The cloud model of consumption of IT services, and in particular for IaaS, is based on the concept that the user relies on a self-service portal to provide services from a catalog and the provisioning workflow is completely automated. This ensures that the user of the service doesn’t need to wait for IT personnel to allocate VLANs, stitch load balancers or firewalls, and so on. The key benefit is that the fulfillment of the user’s request is quasi-instantaneous.
Until recently, configurations were performed via the CLI to manipulate on a box-by-box basis.
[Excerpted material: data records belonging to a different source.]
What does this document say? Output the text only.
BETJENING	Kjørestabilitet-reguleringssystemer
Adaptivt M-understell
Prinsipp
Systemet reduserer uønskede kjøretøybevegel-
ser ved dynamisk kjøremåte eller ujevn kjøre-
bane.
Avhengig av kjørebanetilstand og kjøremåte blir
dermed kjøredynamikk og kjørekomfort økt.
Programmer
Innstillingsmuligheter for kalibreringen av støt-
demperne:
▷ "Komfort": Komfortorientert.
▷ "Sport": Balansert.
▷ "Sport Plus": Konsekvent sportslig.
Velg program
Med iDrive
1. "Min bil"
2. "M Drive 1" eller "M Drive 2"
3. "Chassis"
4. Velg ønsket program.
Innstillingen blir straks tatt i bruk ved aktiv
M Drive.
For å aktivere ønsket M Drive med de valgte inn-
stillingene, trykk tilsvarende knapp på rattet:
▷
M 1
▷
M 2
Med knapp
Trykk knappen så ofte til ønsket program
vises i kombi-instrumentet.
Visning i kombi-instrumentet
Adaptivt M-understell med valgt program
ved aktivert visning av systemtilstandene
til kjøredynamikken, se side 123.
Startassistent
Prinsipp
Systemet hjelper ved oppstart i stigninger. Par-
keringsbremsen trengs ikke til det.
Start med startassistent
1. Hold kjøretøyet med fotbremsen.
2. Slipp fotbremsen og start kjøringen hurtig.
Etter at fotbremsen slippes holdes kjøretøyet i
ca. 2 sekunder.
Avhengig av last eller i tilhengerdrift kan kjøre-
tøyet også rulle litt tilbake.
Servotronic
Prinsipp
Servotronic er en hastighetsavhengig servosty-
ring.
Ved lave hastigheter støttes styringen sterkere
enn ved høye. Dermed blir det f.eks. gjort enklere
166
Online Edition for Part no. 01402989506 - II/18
Now, ACI offers the ability to instantiate “virtual” networks of a very large scale with a very compact description using Extensible Markup Language (XML) or JavaScript Object Notation (JSON).
Tools such as Cisco UCS Director (UCSD) and Cisco Intelligent Automation for Cloud (CIAC) orchestrate the ACI services together with compute provisioning (such as via Cisco UCS, VMware vCenter, or OpenStack) to provide a fast provisioning service for the entire infrastructure (which the industry terms a virtual private cloud, a virtual data center, or a container).
The components of the cloud infrastructure are represented at a very high level in Figure 2-1. The user (a) of the cloud service (b) orders a self-contained environment (c) represented by the container with firewall load balancing and virtual machines (VM). CIAC provides the service catalog function, while UCSD and OpenStack operate as the element managers.
Figure 2-1 Building Blocks of a Cloud Infrastructure
This request is serviced by the service catalog and portal via the orchestration layer (d). The orchestration layer can be composed of several components. Cisco, for instance, offers CIAC, which interacts with various element managers to provision compute, network, and storage resources.
Figure 2-1 also explains where Application Centric Infrastructure (ACI) and, more precisely, the Cisco Application Policy Infrastructure Controller (APIC), fit in the cloud architecture.